The main exception to this overall trend is Law and Justice (PiS) in Poland, the third main political story of 2019. Despite domestic opposition and international critique, including relatively forceful EU opposition – particularly compared to the EU’s kidglove approach to its role model, Viktor Orbán’s Hungary – the increasingly populist radical right PiS government has increased its popularity. Unlike Hungary, however, PiS faces a reasonably well-organized liberal democratic opposition, Civic Platform (PO), and cannot profit from an extremely disproportional electoral system. The 2019 elections will determine whether PiS can achieve a constitutional majority – with the (tacit) support of Kukiz’15 – so that it can truly adopt the illiberal “Budapest Model” or whether it will have to continue to push through its illiberal agenda without a democratic mandate. Relatedly, it will force the EU to show its hand: will they be willing, and able, to sanction Poland? Or will the EU apply kidgloves to all illiberal democrats within its circles?

The fourth, and obviously biggest, story of 2019 is the European elections of May. The question here is not even so much the electoral results of the different political groups, and their individual member parties, but rather their compositions. With the Brits out, presumably, many political groups are facing fundamental challenges. The “soft Eurosceptic” European Conservatives and Reformists (ECR) are dominated by the Tories, while the “hard Eurosceptic” Europe for Freedom and Direct Democracy (EFDD) by the United Kingdom Independence Party (UKIP). While the EFDD is expected to collapse, the ECR could pick up many of its members, and move more towards the radical right, which might make some kind of cooperation, or maybe even merger, with Marine Le Pen’s Europe of Nations and Freedoms (ENF) a possibility.

At the same time, the European People’s Party (EPP) is expected to lose a bit, but it will probably increase its (relative) lead over the Socialists & Democrats (S&D). Even more importantly, by choosing Manfred Weber as Spitzenkandidat over Alex Stubbs, the EPP has fully committed itself to a more right-wing political course, which further weakens the “centrist” EPP-S&D-ALDE alliance, which has dominated the European Parliament until now. While there will probably remain at least two hard Eurosceptic Right groups, of which one might remain outside of the “realm of the respectable” for official coalition politics (i.e. ENF), Eurosceptic forces within the EPP could use them to achieve veto power, making significant further European integration more problematic and less likely.

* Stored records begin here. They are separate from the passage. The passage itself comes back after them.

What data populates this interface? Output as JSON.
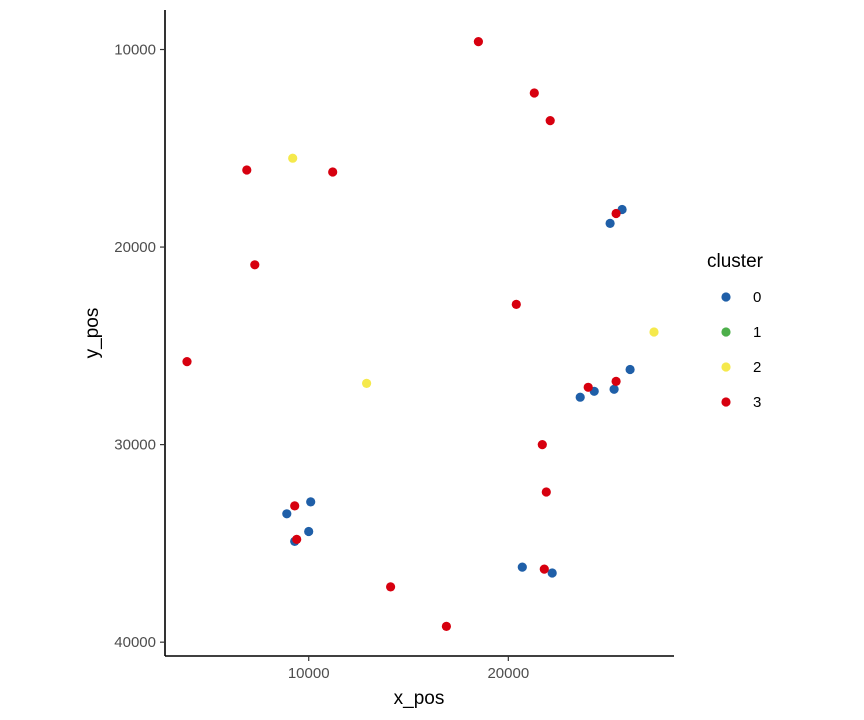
{
  "chart_data": {
    "type": "scatter",
    "xlabel": "x_pos",
    "ylabel": "y_pos",
    "xlim": [
      2800,
      28300
    ],
    "ylim": [
      8000,
      40700
    ],
    "y_reversed": true,
    "x_ticks": [
      10000,
      20000
    ],
    "y_ticks": [
      10000,
      20000,
      30000,
      40000
    ],
    "x_tick_labels": [
      "10000",
      "20000"
    ],
    "y_tick_labels": [
      "10000",
      "20000",
      "30000",
      "40000"
    ],
    "grid": false,
    "legend": {
      "title": "cluster",
      "placement": "right",
      "entries": [
        {
          "label": "0",
          "color": "#1f5fa8"
        },
        {
          "label": "1",
          "color": "#4daf4a"
        },
        {
          "label": "2",
          "color": "#f5e94c"
        },
        {
          "label": "3",
          "color": "#d7000f"
        }
      ]
    },
    "series": [
      {
        "name": "0",
        "points": [
          [
            25700,
            18100
          ],
          [
            25100,
            18800
          ],
          [
            26100,
            26200
          ],
          [
            25300,
            27200
          ],
          [
            24300,
            27300
          ],
          [
            23600,
            27600
          ],
          [
            10100,
            32900
          ],
          [
            8900,
            33500
          ],
          [
            10000,
            34400
          ],
          [
            9300,
            34900
          ],
          [
            20700,
            36200
          ],
          [
            22200,
            36500
          ]
        ]
      },
      {
        "name": "1",
        "points": []
      },
      {
        "name": "2",
        "points": [
          [
            9200,
            15500
          ],
          [
            27300,
            24300
          ],
          [
            12900,
            26900
          ]
        ]
      },
      {
        "name": "3",
        "points": [
          [
            18500,
            9600
          ],
          [
            21300,
            12200
          ],
          [
            22100,
            13600
          ],
          [
            6900,
            16100
          ],
          [
            11200,
            16200
          ],
          [
            25400,
            18300
          ],
          [
            7300,
            20900
          ],
          [
            20400,
            22900
          ],
          [
            3900,
            25800
          ],
          [
            24000,
            27100
          ],
          [
            25400,
            26800
          ],
          [
            21700,
            30000
          ],
          [
            21900,
            32400
          ],
          [
            9300,
            33100
          ],
          [
            9400,
            34800
          ],
          [
            21800,
            36300
          ],
          [
            14100,
            37200
          ],
          [
            16900,
            39200
          ]
        ]
      }
    ]
  }
}
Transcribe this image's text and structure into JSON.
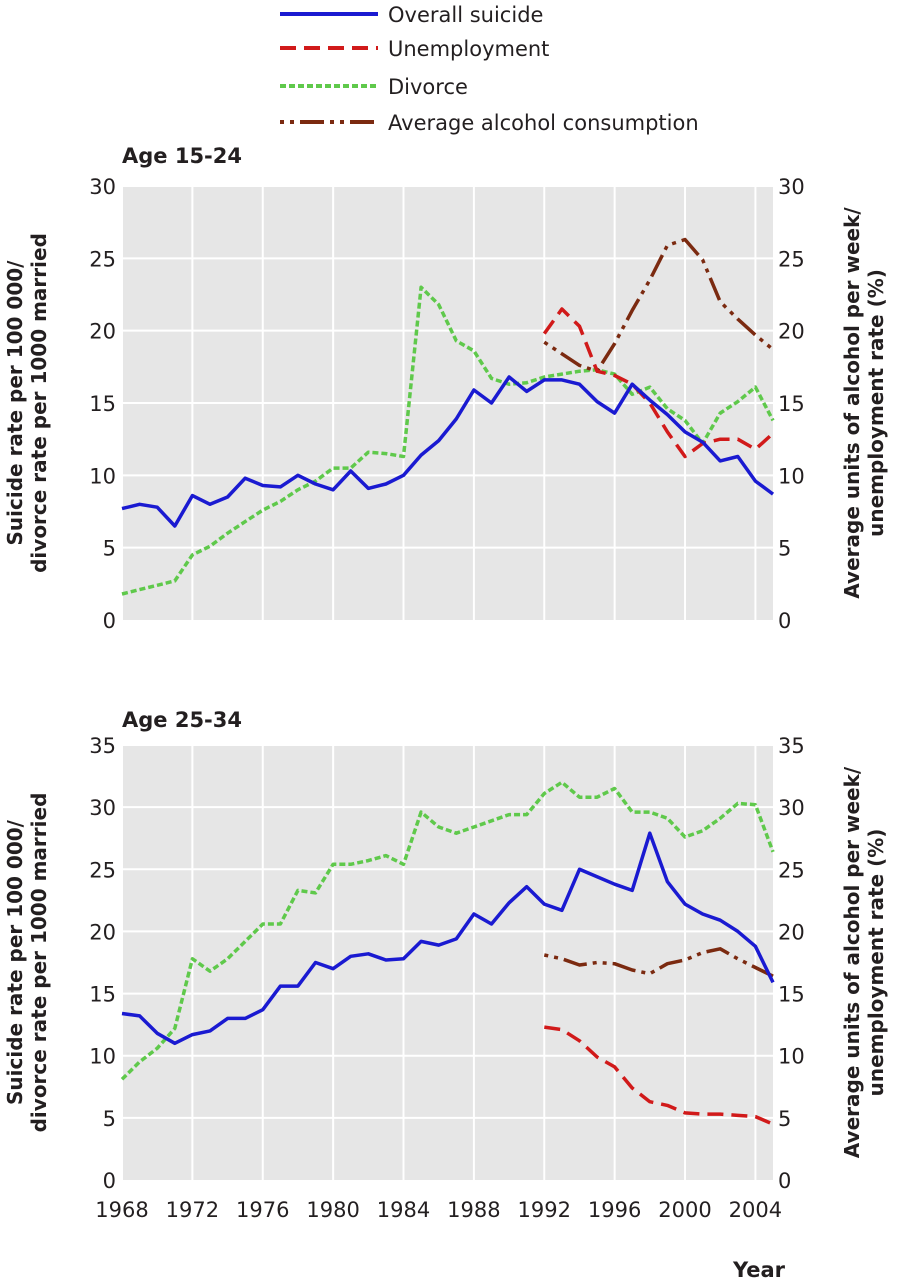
{
  "legend": [
    {
      "name": "Overall suicide",
      "key": "suicide"
    },
    {
      "name": "Unemployment",
      "key": "unemployment"
    },
    {
      "name": "Divorce",
      "key": "divorce"
    },
    {
      "name": "Average alcohol consumption",
      "key": "alcohol"
    }
  ],
  "styles": {
    "suicide": {
      "color": "#1a1ad1",
      "dash": ""
    },
    "unemployment": {
      "color": "#d11a1a",
      "dash": "16,8"
    },
    "divorce": {
      "color": "#5fc94b",
      "dash": "6,3"
    },
    "alcohol": {
      "color": "#7b2a10",
      "dash": "4,6,4,6,24,6"
    }
  },
  "plot_background": "#e6e6e6",
  "xlabel": "Year",
  "chart_data": [
    {
      "type": "line",
      "title": "Age 15-24",
      "ylabel_left": [
        "Suicide rate per 100 000/",
        "divorce rate per 1000 married"
      ],
      "ylabel_right": [
        "Average units of alcohol per week/",
        "unemployment rate (%)"
      ],
      "xlim": [
        1968,
        2005
      ],
      "ylim": [
        0,
        30
      ],
      "yticks": [
        0,
        5,
        10,
        15,
        20,
        25,
        30
      ],
      "xticks": [
        1968,
        1972,
        1976,
        1980,
        1984,
        1988,
        1992,
        1996,
        2000,
        2004
      ],
      "grid": true,
      "series": [
        {
          "name": "Overall suicide",
          "key": "suicide",
          "x": [
            1968,
            1969,
            1970,
            1971,
            1972,
            1973,
            1974,
            1975,
            1976,
            1977,
            1978,
            1979,
            1980,
            1981,
            1982,
            1983,
            1984,
            1985,
            1986,
            1987,
            1988,
            1989,
            1990,
            1991,
            1992,
            1993,
            1994,
            1995,
            1996,
            1997,
            1998,
            1999,
            2000,
            2001,
            2002,
            2003,
            2004,
            2005
          ],
          "y": [
            7.7,
            8.0,
            7.8,
            6.5,
            8.6,
            8.0,
            8.5,
            9.8,
            9.3,
            9.2,
            10.0,
            9.4,
            9.0,
            10.3,
            9.1,
            9.4,
            10.0,
            11.4,
            12.4,
            13.9,
            15.9,
            15.0,
            16.8,
            15.8,
            16.6,
            16.6,
            16.3,
            15.1,
            14.3,
            16.3,
            15.2,
            14.2,
            13.0,
            12.3,
            11.0,
            11.3,
            9.6,
            8.7
          ]
        },
        {
          "name": "Unemployment",
          "key": "unemployment",
          "x": [
            1992,
            1993,
            1994,
            1995,
            1996,
            1997,
            1998,
            1999,
            2000,
            2001,
            2002,
            2003,
            2004,
            2005
          ],
          "y": [
            19.8,
            21.5,
            20.3,
            17.2,
            16.9,
            16.3,
            15.0,
            13.0,
            11.3,
            12.2,
            12.5,
            12.5,
            11.8,
            12.9
          ]
        },
        {
          "name": "Divorce",
          "key": "divorce",
          "x": [
            1968,
            1969,
            1970,
            1971,
            1972,
            1973,
            1974,
            1975,
            1976,
            1977,
            1978,
            1979,
            1980,
            1981,
            1982,
            1983,
            1984,
            1985,
            1986,
            1987,
            1988,
            1989,
            1990,
            1991,
            1992,
            1993,
            1994,
            1995,
            1996,
            1997,
            1998,
            1999,
            2000,
            2001,
            2002,
            2003,
            2004,
            2005
          ],
          "y": [
            1.8,
            2.1,
            2.4,
            2.7,
            4.5,
            5.1,
            6.0,
            6.8,
            7.6,
            8.2,
            9.0,
            9.6,
            10.5,
            10.5,
            11.6,
            11.5,
            11.3,
            23.0,
            21.8,
            19.3,
            18.6,
            16.7,
            16.3,
            16.4,
            16.8,
            17.0,
            17.2,
            17.3,
            17.0,
            15.6,
            16.1,
            14.6,
            13.8,
            12.2,
            14.3,
            15.1,
            16.1,
            13.8
          ]
        },
        {
          "name": "Average alcohol consumption",
          "key": "alcohol",
          "x": [
            1992,
            1993,
            1994,
            1995,
            1996,
            1997,
            1998,
            1999,
            2000,
            2001,
            2002,
            2003,
            2004,
            2005
          ],
          "y": [
            19.2,
            18.4,
            17.6,
            17.2,
            19.1,
            21.4,
            23.5,
            25.9,
            26.3,
            24.9,
            22.0,
            20.8,
            19.7,
            18.7
          ]
        }
      ]
    },
    {
      "type": "line",
      "title": "Age 25-34",
      "ylabel_left": [
        "Suicide rate per 100 000/",
        "divorce rate per 1000 married"
      ],
      "ylabel_right": [
        "Average units of alcohol per week/",
        "unemployment rate (%)"
      ],
      "xlim": [
        1968,
        2005
      ],
      "ylim": [
        0,
        35
      ],
      "yticks": [
        0,
        5,
        10,
        15,
        20,
        25,
        30,
        35
      ],
      "xticks": [
        1968,
        1972,
        1976,
        1980,
        1984,
        1988,
        1992,
        1996,
        2000,
        2004
      ],
      "grid": true,
      "series": [
        {
          "name": "Overall suicide",
          "key": "suicide",
          "x": [
            1968,
            1969,
            1970,
            1971,
            1972,
            1973,
            1974,
            1975,
            1976,
            1977,
            1978,
            1979,
            1980,
            1981,
            1982,
            1983,
            1984,
            1985,
            1986,
            1987,
            1988,
            1989,
            1990,
            1991,
            1992,
            1993,
            1994,
            1995,
            1996,
            1997,
            1998,
            1999,
            2000,
            2001,
            2002,
            2003,
            2004,
            2005
          ],
          "y": [
            13.4,
            13.2,
            11.8,
            11.0,
            11.7,
            12.0,
            13.0,
            13.0,
            13.7,
            15.6,
            15.6,
            17.5,
            17.0,
            18.0,
            18.2,
            17.7,
            17.8,
            19.2,
            18.9,
            19.4,
            21.4,
            20.6,
            22.3,
            23.6,
            22.2,
            21.7,
            25.0,
            24.4,
            23.8,
            23.3,
            27.9,
            24.0,
            22.2,
            21.4,
            20.9,
            20.0,
            18.8,
            15.9
          ]
        },
        {
          "name": "Unemployment",
          "key": "unemployment",
          "x": [
            1992,
            1993,
            1994,
            1995,
            1996,
            1997,
            1998,
            1999,
            2000,
            2001,
            2002,
            2003,
            2004,
            2005
          ],
          "y": [
            12.3,
            12.1,
            11.2,
            9.9,
            9.1,
            7.4,
            6.3,
            6.0,
            5.4,
            5.3,
            5.3,
            5.2,
            5.1,
            4.5
          ]
        },
        {
          "name": "Divorce",
          "key": "divorce",
          "x": [
            1968,
            1969,
            1970,
            1971,
            1972,
            1973,
            1974,
            1975,
            1976,
            1977,
            1978,
            1979,
            1980,
            1981,
            1982,
            1983,
            1984,
            1985,
            1986,
            1987,
            1988,
            1989,
            1990,
            1991,
            1992,
            1993,
            1994,
            1995,
            1996,
            1997,
            1998,
            1999,
            2000,
            2001,
            2002,
            2003,
            2004,
            2005
          ],
          "y": [
            8.1,
            9.5,
            10.6,
            12.2,
            17.8,
            16.8,
            17.8,
            19.2,
            20.6,
            20.6,
            23.3,
            23.1,
            25.4,
            25.4,
            25.7,
            26.1,
            25.4,
            29.6,
            28.4,
            27.9,
            28.4,
            28.9,
            29.4,
            29.4,
            31.1,
            32.0,
            30.8,
            30.8,
            31.5,
            29.6,
            29.6,
            29.1,
            27.6,
            28.1,
            29.1,
            30.3,
            30.2,
            26.4
          ]
        },
        {
          "name": "Average alcohol consumption",
          "key": "alcohol",
          "x": [
            1992,
            1993,
            1994,
            1995,
            1996,
            1997,
            1998,
            1999,
            2000,
            2001,
            2002,
            2003,
            2004,
            2005
          ],
          "y": [
            18.1,
            17.8,
            17.3,
            17.5,
            17.4,
            16.9,
            16.6,
            17.4,
            17.7,
            18.3,
            18.6,
            17.8,
            17.1,
            16.4
          ]
        }
      ]
    }
  ]
}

In the end, however, much of this depends on one man, the fifth and last story, French President Emmanuel Macron. Challenged in the streets by the so-called Gilets Jaunes (yellow vests), while facing dramatic (un)popularity numbers, his En Marche movement seems to have lost momentum in both France and Europe. But Macron has surprised people before, and French politics is extremely volatile these days. Hence, while Macron might look like a side story now, a good result in the European elections could reestablish his power in Paris and make him kingmaker in Brussels. Moreover, with a Francophile just elected new leader of the Christian Democratic Union (CDU), and therefore frontrunner to become the next German Chancellor, we might even see the re-emergence of the Franco-German engine.